Agathe hatte ihre Mutter nicht mehr lieb. Heimlich trug sie die Gewissensnot und den Schmerz darüber – eine zu schwere Bürde für ihre Kinderschultern. Ihre Haltung wurde schlaff, in ihrem Gesichtchen zeigte sich ein verdrießlicher, müder Zug. Aber der Arzt, den man befragte, meinte, das käme von dem gebückten Sitzen auf der Schulbank.

Einige Zeit später wurde Agathes Vater als Vertreter des Landrats in eine kleinere Stadt versetzt. Hier gab es keine höhere Töchterschule, und Agathe bekam eine Gouvernante.

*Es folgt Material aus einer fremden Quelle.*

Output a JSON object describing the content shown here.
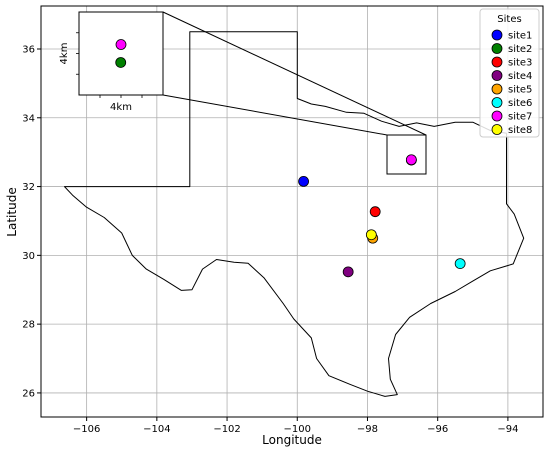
{
  "chart_data": {
    "type": "scatter",
    "title": "",
    "xlabel": "Longitude",
    "ylabel": "Latitude",
    "xlim": [
      -107.3,
      -93.0
    ],
    "ylim": [
      25.3,
      37.25
    ],
    "x_ticks": [
      -106,
      -104,
      -102,
      -100,
      -98,
      -96,
      -94
    ],
    "y_ticks": [
      26,
      28,
      30,
      32,
      34,
      36
    ],
    "x_tick_labels": [
      "−106",
      "−104",
      "−102",
      "−100",
      "−98",
      "−96",
      "−94"
    ],
    "y_tick_labels": [
      "26",
      "28",
      "30",
      "32",
      "34",
      "36"
    ],
    "grid": true,
    "legend": {
      "title": "Sites",
      "placement": "top-right"
    },
    "series": [
      {
        "name": "site1",
        "x": -99.82,
        "y": 32.15,
        "color": "#0000ff"
      },
      {
        "name": "site2",
        "x": -96.75,
        "y": 32.77,
        "color": "#008000"
      },
      {
        "name": "site3",
        "x": -97.78,
        "y": 31.27,
        "color": "#ff0000"
      },
      {
        "name": "site4",
        "x": -98.55,
        "y": 29.52,
        "color": "#800080"
      },
      {
        "name": "site5",
        "x": -97.85,
        "y": 30.5,
        "color": "#ffa500"
      },
      {
        "name": "site6",
        "x": -95.36,
        "y": 29.76,
        "color": "#00ffff"
      },
      {
        "name": "site7",
        "x": -96.75,
        "y": 32.78,
        "color": "#ff00ff"
      },
      {
        "name": "site8",
        "x": -97.89,
        "y": 30.6,
        "color": "#ffff00"
      }
    ],
    "inset": {
      "x_label": "4km",
      "y_label": "4km",
      "points": [
        {
          "name": "site7",
          "color": "#ff00ff",
          "dx": 0.0,
          "dy": 0.65
        },
        {
          "name": "site2",
          "color": "#008000",
          "dx": -0.02,
          "dy": -0.65
        }
      ]
    },
    "boundary": [
      [
        -106.63,
        32.0
      ],
      [
        -103.06,
        32.0
      ],
      [
        -103.06,
        36.5
      ],
      [
        -100.0,
        36.5
      ],
      [
        -100.0,
        34.56
      ],
      [
        -99.6,
        34.4
      ],
      [
        -99.2,
        34.33
      ],
      [
        -98.6,
        34.16
      ],
      [
        -98.1,
        34.13
      ],
      [
        -97.6,
        33.9
      ],
      [
        -97.1,
        33.75
      ],
      [
        -96.6,
        33.85
      ],
      [
        -96.1,
        33.75
      ],
      [
        -95.5,
        33.87
      ],
      [
        -95.0,
        33.87
      ],
      [
        -94.5,
        33.63
      ],
      [
        -94.04,
        33.55
      ],
      [
        -94.04,
        31.5
      ],
      [
        -93.82,
        31.2
      ],
      [
        -93.55,
        30.5
      ],
      [
        -93.85,
        29.75
      ],
      [
        -94.5,
        29.55
      ],
      [
        -95.0,
        29.25
      ],
      [
        -95.5,
        28.95
      ],
      [
        -96.2,
        28.6
      ],
      [
        -96.8,
        28.2
      ],
      [
        -97.2,
        27.7
      ],
      [
        -97.4,
        27.0
      ],
      [
        -97.35,
        26.4
      ],
      [
        -97.15,
        25.95
      ],
      [
        -97.5,
        25.9
      ],
      [
        -98.0,
        26.05
      ],
      [
        -98.5,
        26.25
      ],
      [
        -99.1,
        26.5
      ],
      [
        -99.45,
        27.0
      ],
      [
        -99.6,
        27.6
      ],
      [
        -100.1,
        28.15
      ],
      [
        -100.4,
        28.6
      ],
      [
        -100.95,
        29.35
      ],
      [
        -101.4,
        29.77
      ],
      [
        -101.8,
        29.8
      ],
      [
        -102.3,
        29.88
      ],
      [
        -102.7,
        29.6
      ],
      [
        -103.0,
        29.0
      ],
      [
        -103.3,
        28.98
      ],
      [
        -103.8,
        29.3
      ],
      [
        -104.3,
        29.6
      ],
      [
        -104.7,
        30.0
      ],
      [
        -105.0,
        30.65
      ],
      [
        -105.5,
        31.1
      ],
      [
        -106.0,
        31.4
      ],
      [
        -106.4,
        31.75
      ],
      [
        -106.63,
        32.0
      ]
    ]
  }
}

Allmählich erholte sie sich und wurde wieder munter. Wahrscheinlich verhielt sich alles gar nicht so, wie Eugenie gesagt hatte, dachte sie nun. Weil es ihr zu unmöglich erschien, vergaß sie ihre verworrene Weisheit zuletzt so ziemlich. Nur hin und wieder durch ein Wort von Erwachsenen, eine Stelle in einem Buch, durch ein Bild geweckt, zuweilen ohne jede Veranlassung wachte die Erinnerung an die Stunden in Wutrows Garten und in den dunklen Korridoren in ihrem Gedächtnis auf und quälte sie wie ein schlechter Geruch, den man nicht loswird, oder wie die Mitwissenschaft eines trüben, verhängnisvollen Geheimnisses.

III.

Frau Heidling hegte das unbestimmte Ideal eines innigen Verhältnisses zwischen einer Mutter und ihrer einzigen Tochter. Doch wusste sie durchaus nicht, wie sie es beginnen sollte, ein solches zwischen sich und Agathe herzustellen. Sie sorgte mit peinlicher Pflichttreue für deren Anzug, für Zahnbürsten, Stiefel und Korsetts. Aber wenn Agathe mit einem Ausbruch ihres brennenden Interesses für alles und jedes in der Welt: für die Rätsel in Neros Charakter und für Bürgers Liebe zu Molly, für die Ringe des Saturn und die Auferstehung der Toten zu ihrer Mutter kam, sah sie immer nur dasselbe halb verlegene, halb beschwichtigende Lächeln auf dem blassen, kränklichen Gesicht. Und gerade dann wurde ihr meist das Wort abgeschnitten mit einer von den unaufhörlichen Ermahnungen: Halt dich gerade, Agathe – wo ist dein Zopfband wieder geblieben! Wirst du denn nie ein ordentliches Mädchen werden? Das reizte sie bis zu Tränen und ungezogenen Antworten.